Çocuklar 0-3 yaş arası Baby Limoud, gençler 4-12 yaş arası Jeunes Limoud ile kendileri için özel hazırlanmış programlara katıldılar.

Amerikalı Haham Shmuley Boteach’in ‘Kosher Sex’ ve ‘Wrestling with the Divine’ kitaplarından yola çıkarak pozitif psikoloji ile nasıl mutlu oluruz’ öğretisine Haham Harold Kushner’in ‘Niye kötü şeyler iyi insanların başına gelir?’ tartışması eklendi. ‘Bir hahama asla sormadıklarınızı sorun’ platformunda ilginç sorular yöneltildi.

Kimlik tartışmaları hiç bitmeyen bir konudur Fransa’da. Bu kapsamda katıldığım 21. yüzyılda hem Yahudi, hem Fransız ve hem Avrupalı vatandaş olunabilir mi, her birey mesleki, ailevi ve derneksel yaşamıyla bu denkleme nasıl katkıda bulunabilir ve Fransız Yahudi Cemaati gerekeni yapıyor mu tartışması etkileyiciydi. Medyada geniş yer alan ‘Pour un İslam de France’ kitabının yazarı, yurtdışı kaynaklı radikal İslamın yükselişi ve burka’ya karşı söylemleri nedeniyle ölüm tehditleri altında yaşayan Drancy camisinin imamı Hassen Chalghoumi Fransız İslamı konusunda fikirlerini paylaştı.

Marine Le Pen’in partisi Front National’ın son anketlerde hızlı yükselişe geçtiği şu günlerde en geniş katılımlardan birini sağlayan konferans, antropolog Dailly’nin FN’ın içine sızarak militanlar arasında yaptığı üç yıllık araştırmanın sonuçlarını ve kendi hayatına etkilerini içtenlikle paylaştığı son bölümdü.   

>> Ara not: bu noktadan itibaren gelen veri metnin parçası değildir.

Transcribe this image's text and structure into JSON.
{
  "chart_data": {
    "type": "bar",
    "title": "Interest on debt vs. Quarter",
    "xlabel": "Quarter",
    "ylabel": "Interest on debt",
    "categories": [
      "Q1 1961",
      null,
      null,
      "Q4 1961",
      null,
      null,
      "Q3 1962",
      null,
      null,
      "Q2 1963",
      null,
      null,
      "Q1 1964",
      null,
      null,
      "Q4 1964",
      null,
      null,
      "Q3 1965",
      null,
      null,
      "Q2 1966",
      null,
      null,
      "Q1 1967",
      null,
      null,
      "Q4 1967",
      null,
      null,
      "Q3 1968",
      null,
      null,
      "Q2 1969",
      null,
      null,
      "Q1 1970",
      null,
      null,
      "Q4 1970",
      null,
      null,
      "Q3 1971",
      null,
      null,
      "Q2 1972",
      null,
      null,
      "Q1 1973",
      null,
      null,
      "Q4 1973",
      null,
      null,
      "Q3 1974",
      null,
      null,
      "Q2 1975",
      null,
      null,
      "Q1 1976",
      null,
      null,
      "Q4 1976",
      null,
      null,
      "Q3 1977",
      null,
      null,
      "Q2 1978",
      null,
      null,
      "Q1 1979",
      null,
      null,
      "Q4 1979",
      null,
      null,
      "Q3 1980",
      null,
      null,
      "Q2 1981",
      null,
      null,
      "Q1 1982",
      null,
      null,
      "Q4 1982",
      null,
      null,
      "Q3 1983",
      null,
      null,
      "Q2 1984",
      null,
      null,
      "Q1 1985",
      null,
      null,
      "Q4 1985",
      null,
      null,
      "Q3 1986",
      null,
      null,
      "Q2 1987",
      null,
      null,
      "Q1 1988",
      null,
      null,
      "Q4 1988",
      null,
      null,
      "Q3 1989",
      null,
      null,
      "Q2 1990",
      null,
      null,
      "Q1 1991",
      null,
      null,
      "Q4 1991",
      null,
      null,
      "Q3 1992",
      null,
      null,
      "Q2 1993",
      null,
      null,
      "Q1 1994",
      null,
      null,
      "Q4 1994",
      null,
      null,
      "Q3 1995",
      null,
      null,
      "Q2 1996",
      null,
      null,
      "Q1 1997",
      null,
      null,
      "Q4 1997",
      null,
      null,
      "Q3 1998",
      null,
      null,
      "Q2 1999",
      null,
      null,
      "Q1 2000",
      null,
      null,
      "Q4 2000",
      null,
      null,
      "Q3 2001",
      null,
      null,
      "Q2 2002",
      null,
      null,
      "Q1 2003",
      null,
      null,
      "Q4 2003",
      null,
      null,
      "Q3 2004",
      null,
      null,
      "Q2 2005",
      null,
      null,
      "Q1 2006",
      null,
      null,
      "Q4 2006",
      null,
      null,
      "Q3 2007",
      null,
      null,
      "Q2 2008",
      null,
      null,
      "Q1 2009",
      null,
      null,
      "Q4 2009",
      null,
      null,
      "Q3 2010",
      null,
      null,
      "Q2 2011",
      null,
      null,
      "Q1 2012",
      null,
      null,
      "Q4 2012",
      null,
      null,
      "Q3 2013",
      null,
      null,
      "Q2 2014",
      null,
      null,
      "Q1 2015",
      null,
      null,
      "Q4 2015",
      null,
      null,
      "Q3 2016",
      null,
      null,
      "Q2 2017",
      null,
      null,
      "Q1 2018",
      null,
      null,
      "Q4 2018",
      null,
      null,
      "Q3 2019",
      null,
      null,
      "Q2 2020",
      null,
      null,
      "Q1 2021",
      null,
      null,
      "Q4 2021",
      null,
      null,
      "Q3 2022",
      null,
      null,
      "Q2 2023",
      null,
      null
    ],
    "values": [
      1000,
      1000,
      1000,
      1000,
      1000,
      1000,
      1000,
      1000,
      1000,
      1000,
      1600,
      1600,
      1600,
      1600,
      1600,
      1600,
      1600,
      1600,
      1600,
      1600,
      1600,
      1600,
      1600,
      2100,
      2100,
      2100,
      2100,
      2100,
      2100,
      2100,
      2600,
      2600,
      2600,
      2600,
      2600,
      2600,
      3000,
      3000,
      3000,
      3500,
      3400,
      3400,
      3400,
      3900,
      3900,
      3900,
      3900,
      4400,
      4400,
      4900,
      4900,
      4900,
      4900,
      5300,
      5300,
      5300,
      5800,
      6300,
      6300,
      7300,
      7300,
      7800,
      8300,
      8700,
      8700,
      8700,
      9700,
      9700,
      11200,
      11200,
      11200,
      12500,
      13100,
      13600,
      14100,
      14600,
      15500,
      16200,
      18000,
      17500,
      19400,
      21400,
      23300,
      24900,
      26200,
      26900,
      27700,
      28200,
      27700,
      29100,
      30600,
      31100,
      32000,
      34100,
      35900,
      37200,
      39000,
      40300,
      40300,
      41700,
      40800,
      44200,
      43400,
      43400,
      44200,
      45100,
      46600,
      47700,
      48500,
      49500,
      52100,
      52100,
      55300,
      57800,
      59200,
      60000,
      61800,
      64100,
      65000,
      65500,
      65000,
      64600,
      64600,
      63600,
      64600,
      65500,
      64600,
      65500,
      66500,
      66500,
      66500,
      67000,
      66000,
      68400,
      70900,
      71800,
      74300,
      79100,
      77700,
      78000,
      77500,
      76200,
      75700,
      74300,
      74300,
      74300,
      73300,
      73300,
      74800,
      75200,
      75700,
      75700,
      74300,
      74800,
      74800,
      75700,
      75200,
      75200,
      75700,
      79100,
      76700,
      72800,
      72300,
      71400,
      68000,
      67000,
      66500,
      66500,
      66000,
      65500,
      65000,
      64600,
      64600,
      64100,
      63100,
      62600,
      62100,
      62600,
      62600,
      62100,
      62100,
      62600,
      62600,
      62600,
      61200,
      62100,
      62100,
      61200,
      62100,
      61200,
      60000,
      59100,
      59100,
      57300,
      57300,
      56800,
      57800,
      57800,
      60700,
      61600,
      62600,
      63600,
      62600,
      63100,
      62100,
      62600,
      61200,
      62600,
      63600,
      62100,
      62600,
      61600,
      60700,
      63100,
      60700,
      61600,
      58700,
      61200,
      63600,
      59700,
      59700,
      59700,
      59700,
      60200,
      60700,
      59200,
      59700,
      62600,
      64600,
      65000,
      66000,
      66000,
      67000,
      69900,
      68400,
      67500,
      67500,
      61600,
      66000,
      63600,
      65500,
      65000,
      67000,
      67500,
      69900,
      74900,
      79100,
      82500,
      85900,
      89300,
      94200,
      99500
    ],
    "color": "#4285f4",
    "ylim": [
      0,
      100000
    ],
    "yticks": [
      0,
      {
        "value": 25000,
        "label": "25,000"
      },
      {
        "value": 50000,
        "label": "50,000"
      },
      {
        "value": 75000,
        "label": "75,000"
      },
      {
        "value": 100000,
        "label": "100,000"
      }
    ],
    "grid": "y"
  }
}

Nereye yetişeceğimi bilmeden, katılamadıklarımda aklım kalarak, yeni tanıdığım insanlarla paylaşımlarımın yanısıra beynimde, kalbimde, ruhumda yeni bilgiler, yeni düşünceler, yeni açılan kapı ve pencereler, yeni bakış açılarıyla zenginleşmiş Ury’den ayrılırken Limoud’un sloganı ‘ancak birlikte inşa edebiliriz’ ileNobel Barış Ödülü sahibi Albert Schweitzer’in sözü kulaklarımda çınlıyordu: ‘’Mutluluk, paylaşıldığında ikiye katlanan tek şeydir.’’

*İngilizce versiyon Limmud’a Fransızlar Limoud, katılımcılara da Limoudnik(e) diyorlar.